Existem poucas coisas tão fascinantes quanto a arte de Mágica de palco do século 19, aquela Arte-Ciência baseada em espelhos, luzes, fundos falsos, alçapões, engenhocas mecânicas ou elétricas cuidadosamente disfarçadas. E o objetivo disto tudo é o mesmo objetivo do Cinema: fazer o público pensar que está vendo coisas que na verdade não estão ali. O Ilusionista, segundo filme de Neil Burger, explora este universo muito próximo da narrativa fantástica, porque o tempo inteiro vemos coisas impossíveis acontecerem na nossa frente. Sabemos que é truque, sabemos até de que maneira o truque foi praticado, mas não deixamos de nos maravilhar.
Gostei do personagem do Príncipe Leopold, um racionalista empedernido, aquele típico intelectual cético que diante de uma mágica bem-feita sente-se inseguro, sente-se ameaçado, irrita-se, proclama que aquilo não passa de um truque, e tenta o tempo inteiro provar a todo mundo que é mais esperto do que o cara que fez o truque. Ou seja, é O Crítico (de cinema, literário, do que fôr) no que esta sofrida categoria tem de mais insuportável. Para ele é uma questão de vida ou morte, porque está a ponto de destronar o pai para assumir o Império, e não pode ser enganado impunemente por um simples prestidigitador. Eis um dos subtemas que percorrem o filme: quem tem mais poder, o sujeito que governa um Império ou um sujeito que faz uma árvore crescer e dar frutos diante dos nossos olhos?
Em sua segunda parte o filme penetra num terreno, a mistura entre magia de palco e espiritismo, que é a cara do ambiente em que transcorre, a Viena no fim do século, quando Freud estava começando a construir a psicanálise (vi um ou dois senhores barbudos na platéia do mágico Eisenheim que bem poderiam ser o nobre doutor). Era uma época em que nos salões intelectuais discutia-se o hipnotismo (chamado “mesmerismo”), a comunicação com os mortos, a telepatia. Quando Eisenheim “evoca” os ectoplasmas de pessoas mortas para o palco, estamos em plena terra-de-ninguém entre o mero ilusionismo e o sobrenatural. Muitos falsos médiuns ficaram ricos nessa época, usando a maquinaria do teatro para fingir a presença de espíritos desencarnados. O Ilusionista, que é também uma história de mistério policial, usa essa ambiguidade como efeito de suspense, ao trazer de volta à Terra o espírito da pessoa assassinada, para denunciar o criminoso.

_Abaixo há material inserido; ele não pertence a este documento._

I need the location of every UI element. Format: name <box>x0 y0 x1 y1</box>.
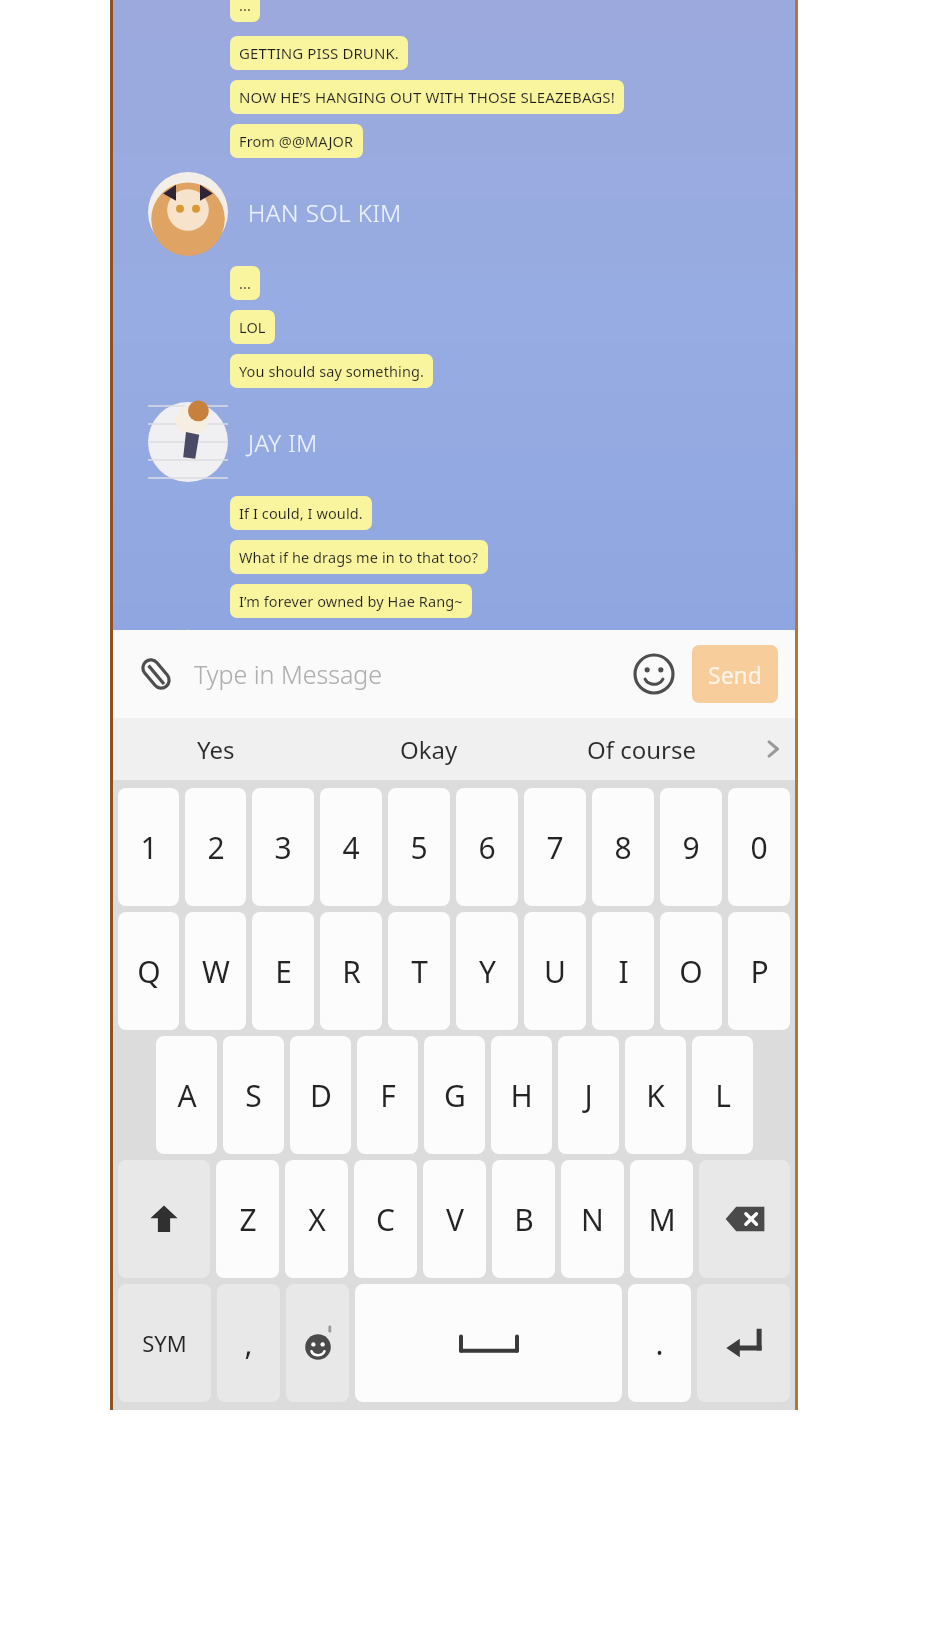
button[interactable]: F <box>357 1036 418 1154</box>
button[interactable]: If I could, I would. <box>230 496 372 530</box>
button[interactable]: Backspace <box>699 1160 790 1278</box>
button[interactable]: I <box>592 912 654 1030</box>
staticText: SYM <box>142 1328 187 1358</box>
staticText: ... <box>239 273 251 293</box>
button[interactable]: Q <box>118 912 179 1030</box>
other: Avatar <box>148 172 228 252</box>
button[interactable]: H <box>491 1036 552 1154</box>
button[interactable]: P <box>728 912 790 1030</box>
staticText: From @@MAJOR <box>239 131 354 151</box>
staticText: S <box>245 1075 262 1116</box>
staticText: I <box>618 951 629 992</box>
staticText: 1 <box>140 827 158 868</box>
button[interactable]: U <box>524 912 586 1030</box>
button[interactable] <box>355 1284 622 1402</box>
button[interactable]: D <box>290 1036 351 1154</box>
button[interactable]: L <box>692 1036 753 1154</box>
button[interactable]: Attach file <box>130 648 182 700</box>
button[interactable]: R <box>320 912 382 1030</box>
button[interactable]: S <box>223 1036 284 1154</box>
button[interactable]: Type in Message <box>194 657 626 691</box>
staticText: P <box>750 951 769 992</box>
button[interactable]: LOL <box>230 310 275 344</box>
staticText: M <box>648 1199 676 1240</box>
button[interactable]: From @@MAJOR <box>230 124 363 158</box>
button[interactable]: NOW HE’S HANGING OUT WITH THOSE SLEAZEBA… <box>230 80 624 114</box>
staticText: ... <box>239 0 251 15</box>
button[interactable]: O <box>660 912 722 1030</box>
button[interactable]: More suggestions <box>748 718 798 780</box>
button[interactable]: 5 <box>388 788 450 906</box>
button[interactable]: E <box>252 912 314 1030</box>
button[interactable]: X <box>285 1160 348 1278</box>
staticText: Q <box>137 951 161 992</box>
button[interactable]: ... <box>230 266 260 300</box>
button[interactable]: GETTING PISS DRUNK. <box>230 36 408 70</box>
staticText: You should say something. <box>239 361 424 381</box>
staticText: LOL <box>239 317 266 337</box>
staticText: H <box>510 1075 533 1116</box>
button[interactable]: What if he drags me in to that too? <box>230 540 488 574</box>
button[interactable]: Avatar <box>110 172 798 252</box>
button[interactable]: , <box>217 1284 280 1402</box>
button[interactable]: I’m forever owned by Hae Rang~ <box>230 584 472 618</box>
staticText: R <box>342 951 361 992</box>
staticText: G <box>444 1075 466 1116</box>
button[interactable]: SYM <box>118 1284 211 1402</box>
button[interactable]: Okay <box>322 718 535 780</box>
staticText: Yes <box>197 733 235 766</box>
staticText: C <box>376 1199 395 1240</box>
button[interactable]: Shift <box>118 1160 210 1278</box>
staticText: What if he drags me in to that too? <box>239 547 479 567</box>
button[interactable]: Of course <box>535 718 748 780</box>
button[interactable]: 1 <box>118 788 179 906</box>
button[interactable]: 0 <box>728 788 790 906</box>
staticText: O <box>679 951 703 992</box>
button[interactable]: N <box>561 1160 624 1278</box>
button[interactable]: You should say something. <box>230 354 433 388</box>
button[interactable]: 3 <box>252 788 314 906</box>
button[interactable]: K <box>625 1036 686 1154</box>
staticText: 5 <box>410 827 428 868</box>
staticText: A <box>177 1075 197 1116</box>
button[interactable]: Emoji <box>626 646 682 702</box>
button[interactable]: J <box>558 1036 619 1154</box>
button[interactable]: 8 <box>592 788 654 906</box>
staticText: U <box>544 951 566 992</box>
staticText: HAN SOL KIM <box>248 196 402 229</box>
button[interactable]: T <box>388 912 450 1030</box>
staticText: 3 <box>274 827 292 868</box>
button[interactable]: M <box>630 1160 693 1278</box>
button[interactable]: Send <box>692 645 778 703</box>
staticText: B <box>514 1199 534 1240</box>
staticText: 9 <box>682 827 700 868</box>
button[interactable]: 6 <box>456 788 518 906</box>
button[interactable]: Avatar <box>110 402 798 482</box>
staticText: N <box>581 1199 604 1240</box>
button[interactable]: A <box>156 1036 217 1154</box>
button[interactable]: Z <box>216 1160 279 1278</box>
button[interactable]: G <box>424 1036 485 1154</box>
button[interactable]: W <box>185 912 246 1030</box>
button[interactable]: . <box>628 1284 691 1402</box>
staticText: K <box>646 1075 665 1116</box>
button[interactable]: ... <box>230 0 260 22</box>
button[interactable]: Yes <box>110 718 322 780</box>
button[interactable]: C <box>354 1160 417 1278</box>
staticText: . <box>655 1323 664 1364</box>
staticText: GETTING PISS DRUNK. <box>239 43 399 63</box>
button[interactable]: 7 <box>524 788 586 906</box>
button[interactable]: 9 <box>660 788 722 906</box>
button[interactable]: B <box>492 1160 555 1278</box>
button[interactable]: Voice input <box>286 1284 349 1402</box>
button[interactable]: 4 <box>320 788 382 906</box>
staticText: 8 <box>614 827 632 868</box>
staticText: Z <box>239 1199 257 1240</box>
button[interactable]: V <box>423 1160 486 1278</box>
staticText: W <box>202 951 230 992</box>
button[interactable]: 2 <box>185 788 246 906</box>
staticText: Okay <box>400 733 458 766</box>
staticText: E <box>275 951 292 992</box>
button[interactable]: Y <box>456 912 518 1030</box>
button[interactable]: Enter <box>697 1284 790 1402</box>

O filme de Neil Burger tem uma superfície impecável (fotografia, atores, direção artística, música) e um roteiro curioso que me deu vontade de ler o conto original, de Stephen Millhauser. É uma história de mistério que na reta final usa aquele recurso que chamo de “clip explicatório”, já visto em filmes como O Sexto Sentido ou Os Suspeitos: uma rápida saraivada de imagens em flash-back que nos fazem reinterpretar cenas já vistas e descobrir, junto com o personagem, o que realmente aconteceu. Não vou dizer para não estragar o truque.